Dans tous les pays européens, les pressions qui s'exercent sur la protection sociale et son financement sont comparables : la tendance au vieillissement démographique, inégale selon les pays mais partout présente, menace l'équilibre des régimes de retraite par répartition et alourdit les charges des assurances maladie ; le chômage réduit le nombre de cotisants aux différentes caisses et engendre d'importantes dépenses de transferts, soit d'allocations chômage -dont la durée et les montants ont été généralement amputés au cours des dernières années-, soit d'autres revenus de substitution (préretraites, RMI, notamment) ; enfin la faible croissance économique de la présente décennie et la baisse, partout sensible depuis le début des années quatre-vingt, de la part des salaires dans le revenu national -au bénéfice des revenus de la propriété et de l'entreprise- ont pesé sur les recettes de cotisations sociales.

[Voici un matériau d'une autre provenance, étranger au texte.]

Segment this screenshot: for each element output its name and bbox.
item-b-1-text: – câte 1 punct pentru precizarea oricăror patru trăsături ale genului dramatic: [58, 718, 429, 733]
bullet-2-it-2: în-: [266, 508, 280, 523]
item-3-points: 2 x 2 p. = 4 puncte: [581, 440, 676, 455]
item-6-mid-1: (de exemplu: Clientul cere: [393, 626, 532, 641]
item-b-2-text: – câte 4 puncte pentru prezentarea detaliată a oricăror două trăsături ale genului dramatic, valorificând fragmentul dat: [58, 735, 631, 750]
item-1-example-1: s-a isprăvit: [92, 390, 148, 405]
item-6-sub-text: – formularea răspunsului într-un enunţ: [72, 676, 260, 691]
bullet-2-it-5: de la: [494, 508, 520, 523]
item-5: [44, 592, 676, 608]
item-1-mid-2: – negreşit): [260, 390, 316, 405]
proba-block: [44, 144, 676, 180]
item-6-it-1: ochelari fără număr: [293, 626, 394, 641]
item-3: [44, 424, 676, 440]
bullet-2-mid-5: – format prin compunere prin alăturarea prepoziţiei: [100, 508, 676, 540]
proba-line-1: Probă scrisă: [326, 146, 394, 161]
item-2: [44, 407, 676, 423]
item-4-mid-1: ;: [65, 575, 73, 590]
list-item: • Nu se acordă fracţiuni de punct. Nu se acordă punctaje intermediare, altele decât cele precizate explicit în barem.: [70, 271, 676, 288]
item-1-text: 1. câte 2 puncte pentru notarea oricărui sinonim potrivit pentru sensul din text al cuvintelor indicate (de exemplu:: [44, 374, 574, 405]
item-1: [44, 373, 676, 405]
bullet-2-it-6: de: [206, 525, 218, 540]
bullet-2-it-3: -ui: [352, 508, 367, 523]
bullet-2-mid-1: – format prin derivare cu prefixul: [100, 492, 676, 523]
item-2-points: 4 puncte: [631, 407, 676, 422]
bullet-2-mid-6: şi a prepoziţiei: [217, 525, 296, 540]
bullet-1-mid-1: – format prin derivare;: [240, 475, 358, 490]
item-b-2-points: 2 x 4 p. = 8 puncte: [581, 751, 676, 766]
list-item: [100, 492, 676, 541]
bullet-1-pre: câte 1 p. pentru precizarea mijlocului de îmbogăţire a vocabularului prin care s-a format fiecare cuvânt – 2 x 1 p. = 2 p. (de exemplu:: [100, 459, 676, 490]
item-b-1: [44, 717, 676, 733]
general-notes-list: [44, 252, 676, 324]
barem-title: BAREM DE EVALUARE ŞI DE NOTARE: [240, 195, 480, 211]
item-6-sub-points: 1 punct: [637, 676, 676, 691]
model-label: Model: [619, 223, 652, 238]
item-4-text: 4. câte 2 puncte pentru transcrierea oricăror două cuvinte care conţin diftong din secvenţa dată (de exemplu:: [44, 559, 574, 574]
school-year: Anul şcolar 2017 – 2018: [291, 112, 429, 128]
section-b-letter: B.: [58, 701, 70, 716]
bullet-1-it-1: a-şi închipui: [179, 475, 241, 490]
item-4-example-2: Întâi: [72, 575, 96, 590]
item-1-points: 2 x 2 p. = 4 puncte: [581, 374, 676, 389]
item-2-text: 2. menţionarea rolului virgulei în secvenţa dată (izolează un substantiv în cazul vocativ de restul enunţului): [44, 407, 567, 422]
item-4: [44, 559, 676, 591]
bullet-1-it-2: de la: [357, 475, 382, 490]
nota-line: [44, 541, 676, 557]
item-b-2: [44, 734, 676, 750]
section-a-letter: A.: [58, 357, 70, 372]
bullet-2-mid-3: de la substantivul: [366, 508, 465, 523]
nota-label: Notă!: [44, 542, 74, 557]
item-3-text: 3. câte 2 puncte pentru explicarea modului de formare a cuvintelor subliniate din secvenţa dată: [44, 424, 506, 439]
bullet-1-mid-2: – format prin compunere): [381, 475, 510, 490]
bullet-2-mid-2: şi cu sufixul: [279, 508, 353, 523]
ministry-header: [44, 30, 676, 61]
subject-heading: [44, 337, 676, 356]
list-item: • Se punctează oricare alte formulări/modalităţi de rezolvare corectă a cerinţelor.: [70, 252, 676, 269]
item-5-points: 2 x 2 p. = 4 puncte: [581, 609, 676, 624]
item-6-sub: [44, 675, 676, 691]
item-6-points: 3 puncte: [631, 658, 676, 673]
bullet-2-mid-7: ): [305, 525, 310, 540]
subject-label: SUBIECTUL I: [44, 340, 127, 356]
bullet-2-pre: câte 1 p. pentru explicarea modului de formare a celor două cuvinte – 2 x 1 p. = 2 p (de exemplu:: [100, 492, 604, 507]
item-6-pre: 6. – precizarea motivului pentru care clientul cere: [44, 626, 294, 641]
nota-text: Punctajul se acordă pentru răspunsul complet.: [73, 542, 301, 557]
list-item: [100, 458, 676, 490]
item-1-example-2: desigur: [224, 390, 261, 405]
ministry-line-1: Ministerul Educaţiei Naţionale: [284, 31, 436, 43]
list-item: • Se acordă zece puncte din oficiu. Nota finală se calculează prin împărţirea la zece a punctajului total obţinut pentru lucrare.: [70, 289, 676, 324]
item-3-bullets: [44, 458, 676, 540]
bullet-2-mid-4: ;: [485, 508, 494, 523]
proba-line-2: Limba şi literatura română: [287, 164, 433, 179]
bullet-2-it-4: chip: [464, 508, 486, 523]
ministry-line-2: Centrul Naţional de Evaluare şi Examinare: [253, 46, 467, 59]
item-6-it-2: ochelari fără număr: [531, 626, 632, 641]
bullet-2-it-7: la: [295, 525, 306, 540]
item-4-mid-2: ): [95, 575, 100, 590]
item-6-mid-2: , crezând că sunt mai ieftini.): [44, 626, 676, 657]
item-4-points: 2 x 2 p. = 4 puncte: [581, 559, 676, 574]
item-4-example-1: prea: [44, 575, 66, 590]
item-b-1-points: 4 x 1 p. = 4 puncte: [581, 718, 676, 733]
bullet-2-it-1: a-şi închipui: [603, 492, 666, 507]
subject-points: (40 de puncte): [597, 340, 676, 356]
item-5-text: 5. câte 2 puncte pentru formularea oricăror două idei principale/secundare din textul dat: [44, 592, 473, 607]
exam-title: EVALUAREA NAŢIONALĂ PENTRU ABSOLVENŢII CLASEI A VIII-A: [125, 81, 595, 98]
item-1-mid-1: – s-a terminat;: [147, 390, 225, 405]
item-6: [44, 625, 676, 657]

Indépendamment du niveau et du contenu précis de la protection sociale, la question de son financement pose un problème dont l'analyse est complexe et donne lieu à des conclusions assez discordantes. En effet, l'analyse économique incite à conclure que, dans un marché du travail fonctionnant sans rigidités, l'ensemble des cotisations sociales, employeurs et salariés, pèse, en dernier ressort, sur le salarié, de sorte qu'à long terme, ni leur niveau, ni leur répartition entre employeurs et salariés ne devraient avoir d'incidence sur le coût de la main-d'oeuvre supporté par l'employeur. Il en va de même si l'on suppose que la régulation du marché du travail s'opère par l'intermédiaire d'une courbe de Phillips, l'ajustement à une augmentation des cotisations s'effectuant alors par le biais d'une montée temporaire du chômage, qui exerce une pression à la baisse sur les salaires nets. Les données présentées dans le chapitre 3 montrent effectivement qu'en moyenne, il n'y a pas de corrélation entre le poids des cotisations sociales et le coût unitaire moyen de la main-d'oeuvre dans les différents pays européens, en dépit de la très grande diversité des modalités de financement de la protection sociale.

Au-delà de ces considérations moyennes, de nombreuses études récentes, en France notamment, concluent à une incidence importante des cotisations sociales, patronales en particulier, sur le coût de la main-d'oeuvre peu qualifiée, en raison notamment de l'existence de contraintes légales sur le salaire minimum. Réduire le coût de la main-d'oeuvre, notamment la moins qualifiée, afin d'inciter les entreprises à embaucher, est devenu, au cours des années récentes, l'une des modalités privilégiées de la politique de l'emploi dans la plupart des pays européens, conduisant parfois à des pratiques qualifiées de " dumping social ". Dans le même temps, la volonté d'augmenter les salaires directs, voire les salaires nets, de certaines catégories de personnels -les cadres, en particulier- a incité certains gouvernements européens à alléger les prélèvements fiscaux et sociaux sur leurs revenus d'activité. De telles mesures ne peuvent déboucher que sur l'une ou l'autre des deux évolutions suivantes : soit une réduction des dépenses de protection sociale, soit une augmentation compensatoire de la fiscalité générale. Les chapitres 3 et 4 de la présente étude dressent un état des lieux de ces prélèvements et de l'interaction entre fiscalité directe sur les revenus d'activité et prélèvements sociaux dans les principaux pays européens. Ils montrent qu'en dépit de la grande diversité des situations, les tensions qu'engendrent ces prélèvements sont, pour l'heure, limitées.